Они не заметили, что все сидящие рядом и напротив гости внимательно прислушиваются к разговору, забыв про омаров и заливные языки. В воздухе запахло очередной сенсацией.
— Коллеги, — оправившись от неожиданности, провозгласил хозяин, — наш дорогой Юлиан Петрович не перестает нас удивлять! Я думаю, через некоторое время мы будем поздравлять его по иному поводу! Но сегодня прошу поднять бокалы за успешную будущую поездку нашего Юлиана Петровича в туманный Альбион!
Зазвенели бокалы. Кто-то давился превосходным рейнским, переваривая неприятную для себя новость.
— Говорят, жизнь в Англии страшно дорога… — прошамкала чья-то вставная челюсть.
— Надеюсь, с этой проблемой профессор справится, — подхватила эту реплику Аня. — Гонорар за лекции довольно высокий. Кроме того, профессору обещана стипендия сроком на пять лет…
— Интересно, что это за фирма, которая так сорит деньгами? — раздался брюзгливый голос пожилой академической дамы. — Просто так никто денег не дарит.
— Конечно, не просто так, — отвечал профессор. — Они имеют свою выгоду. Мы со своей стороны оказываем фирме содействие.
— Интересно, кто? Вы или ваша очаровательная спутница?

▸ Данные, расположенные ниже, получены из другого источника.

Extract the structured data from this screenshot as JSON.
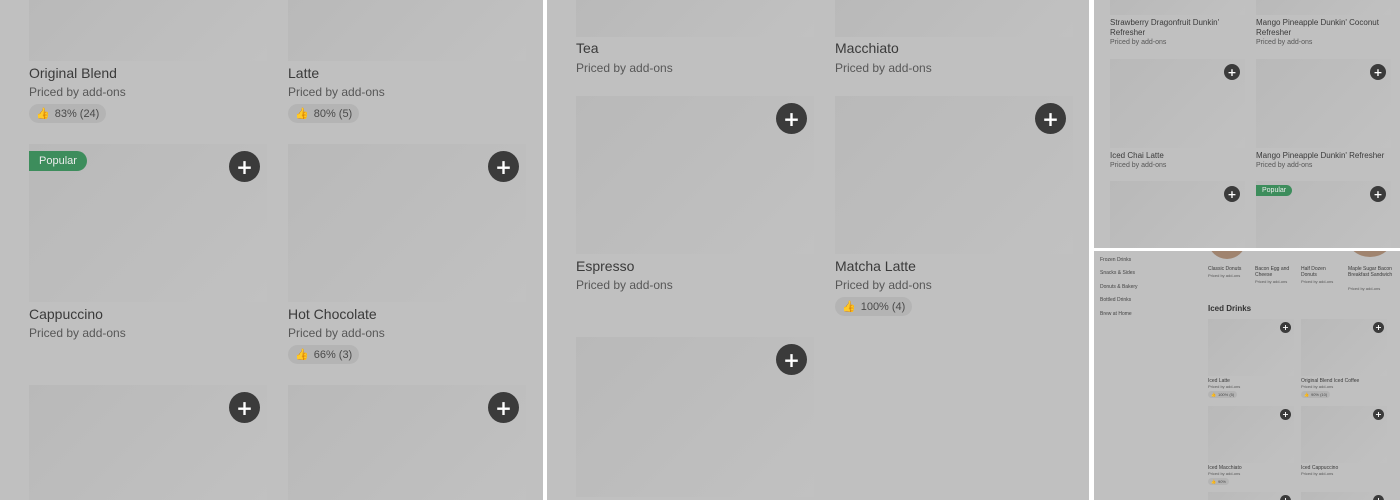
{
  "panel1": {
    "items": [
      {
        "name": "Original Blend",
        "price": "Priced by add-ons",
        "rating": "83% (24)"
      },
      {
        "name": "Latte",
        "price": "Priced by add-ons",
        "rating": "80% (5)"
      },
      {
        "name": "Cappuccino",
        "price": "Priced by add-ons",
        "badge": "Popular"
      },
      {
        "name": "Hot Chocolate",
        "price": "Priced by add-ons",
        "rating": "66% (3)"
      }
    ]
  },
  "panel2": {
    "items": [
      {
        "name": "Tea",
        "price": "Priced by add-ons"
      },
      {
        "name": "Macchiato",
        "price": "Priced by add-ons"
      },
      {
        "name": "Espresso",
        "price": "Priced by add-ons"
      },
      {
        "name": "Matcha Latte",
        "price": "Priced by add-ons",
        "rating": "100% (4)"
      }
    ]
  },
  "panel3": {
    "items": [
      {
        "name": "Strawberry Dragonfruit Dunkin' Refresher",
        "price": "Priced by add-ons"
      },
      {
        "name": "Mango Pineapple Dunkin' Coconut Refresher",
        "price": "Priced by add-ons"
      },
      {
        "name": "Iced Chai Latte",
        "price": "Priced by add-ons"
      },
      {
        "name": "Mango Pineapple Dunkin' Refresher",
        "price": "Priced by add-ons"
      }
    ],
    "badge": "Popular"
  },
  "panel4": {
    "categories": [
      "Frozen Drinks",
      "Snacks & Sides",
      "Donuts & Bakery",
      "Bottled Drinks",
      "Brew at Home"
    ],
    "top_items": [
      {
        "name": "Classic Donuts",
        "price": "Priced by add-ons"
      },
      {
        "name": "Bacon Egg and Cheese",
        "price": "Priced by add-ons"
      },
      {
        "name": "Half Dozen Donuts",
        "price": "Priced by add-ons"
      },
      {
        "name": "Maple Sugar Bacon Breakfast Sandwich",
        "price": "Priced by add-ons"
      }
    ],
    "section_title": "Iced Drinks",
    "items": [
      {
        "name": "Iced Latte",
        "price": "Priced by add-ons",
        "rating": "100% (5)"
      },
      {
        "name": "Original Blend Iced Coffee",
        "price": "Priced by add-ons",
        "rating": "90% (10)"
      },
      {
        "name": "Iced Macchiato",
        "price": "Priced by add-ons",
        "rating": "90%"
      },
      {
        "name": "Iced Cappuccino",
        "price": "Priced by add-ons"
      }
    ]
  },
  "icons": {
    "add": "+",
    "thumbs_up": "👍"
  },
  "colors": {
    "popular_badge": "#3d8d5c",
    "add_button": "#3b3b3b"
  }
}
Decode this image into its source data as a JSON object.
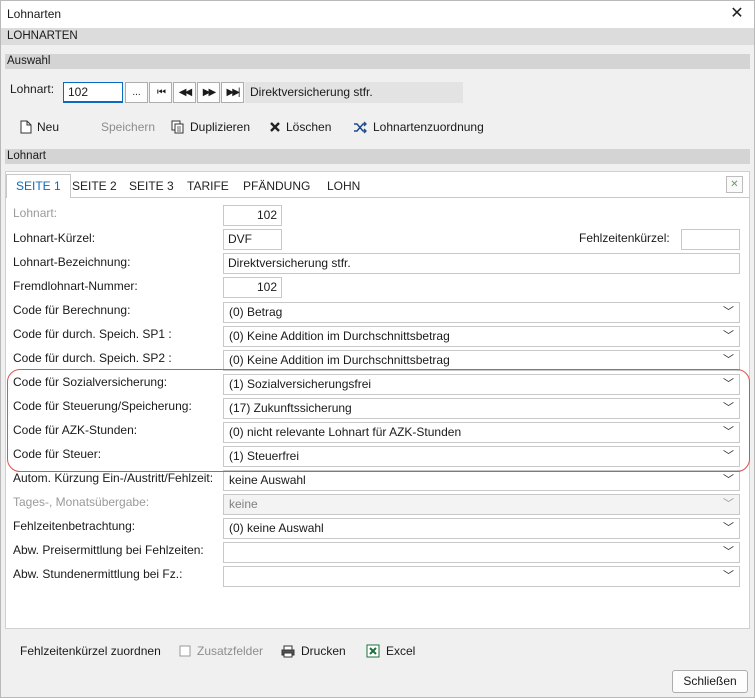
{
  "window": {
    "title": "Lohnarten",
    "close_glyph": "✕"
  },
  "header": {
    "band": "LOHNARTEN"
  },
  "auswahl": {
    "section": "Auswahl",
    "label": "Lohnart:",
    "value": "102",
    "dots": "...",
    "nav": [
      "⏮",
      "◀◀",
      "▶▶",
      "▶▶|"
    ],
    "description": "Direktversicherung stfr."
  },
  "toolbar": {
    "neu": "Neu",
    "speichern": "Speichern",
    "duplizieren": "Duplizieren",
    "loeschen": "Löschen",
    "zuordnung": "Lohnartenzuordnung"
  },
  "lohnart_section": "Lohnart",
  "tabs": [
    "SEITE 1",
    "SEITE 2",
    "SEITE 3",
    "TARIFE",
    "PFÄNDUNG",
    "LOHN"
  ],
  "fields": {
    "lohnart_label": "Lohnart:",
    "lohnart_value": "102",
    "kuerzel_label": "Lohnart-Kürzel:",
    "kuerzel_value": "DVF",
    "fehlzeiten_label": "Fehlzeitenkürzel:",
    "fehlzeiten_value": "",
    "bezeichnung_label": "Lohnart-Bezeichnung:",
    "bezeichnung_value": "Direktversicherung stfr.",
    "fremd_label": "Fremdlohnart-Nummer:",
    "fremd_value": "102"
  },
  "combos": [
    {
      "label": "Code für Berechnung:",
      "value": "(0) Betrag"
    },
    {
      "label": "Code für durch. Speich. SP1 :",
      "value": "(0) Keine Addition im Durchschnittsbetrag"
    },
    {
      "label": "Code für durch. Speich. SP2 :",
      "value": "(0) Keine Addition im Durchschnittsbetrag"
    },
    {
      "label": "Code für Sozialversicherung:",
      "value": "(1) Sozialversicherungsfrei"
    },
    {
      "label": "Code für Steuerung/Speicherung:",
      "value": "(17) Zukunftssicherung"
    },
    {
      "label": "Code für AZK-Stunden:",
      "value": "(0) nicht relevante Lohnart für AZK-Stunden"
    },
    {
      "label": "Code für Steuer:",
      "value": "(1) Steuerfrei"
    },
    {
      "label": "Autom. Kürzung Ein-/Austritt/Fehlzeit:",
      "value": "keine Auswahl"
    },
    {
      "label": "Tages-, Monatsübergabe:",
      "value": "keine"
    },
    {
      "label": "Fehlzeitenbetrachtung:",
      "value": "(0) keine Auswahl"
    },
    {
      "label": "Abw. Preisermittlung bei Fehlzeiten:",
      "value": ""
    },
    {
      "label": "Abw. Stundenermittlung bei Fz.:",
      "value": ""
    }
  ],
  "footer": {
    "fehlzeiten_zuordnen": "Fehlzeitenkürzel zuordnen",
    "zusatzfelder": "Zusatzfelder",
    "drucken": "Drucken",
    "excel": "Excel",
    "schliessen": "Schließen"
  }
}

Намек был настолько груб, что Аню передернуло. Профессор же сохранял невозмутимость.
— Круг моих научных связей позволяет поддерживать интересы фирмы за границей. Например, в Англии. К сожалению, я не могу открыть, что именно. Это коммерческая тайна.
— О чем ты? — шепнула на ухо Аня. — Ты имел в виду…
— Тихо, — ответил он, также шепотом, — пусть поломают голову…
В это время Ромочка, не отказавшийся от намеченной цели, наполнял Анин бокал шампанским. Он удвоил свое внимание к ней, воспользовавшись тем, что профессора попросили разрезать огромного зажаренного целиком индюка, которого внесли на подносе, украшенном зеленью и свежими помидорами. Вооружившись блестящим ножом и разделочной вилкой, профессор ловко произвел вскрытие и расчленение аппетитной коричневой тушки, в результате чего на подставленное блюдо посыпалась начинка — дробленые грецкие орехи, печенка, почки.
В это время Ромочка следил за тем, чтобы бокал Ани оставался полным, а ей говорил такие немыслимые вещи, от которых у нее краснели не только щеки, но и ушки.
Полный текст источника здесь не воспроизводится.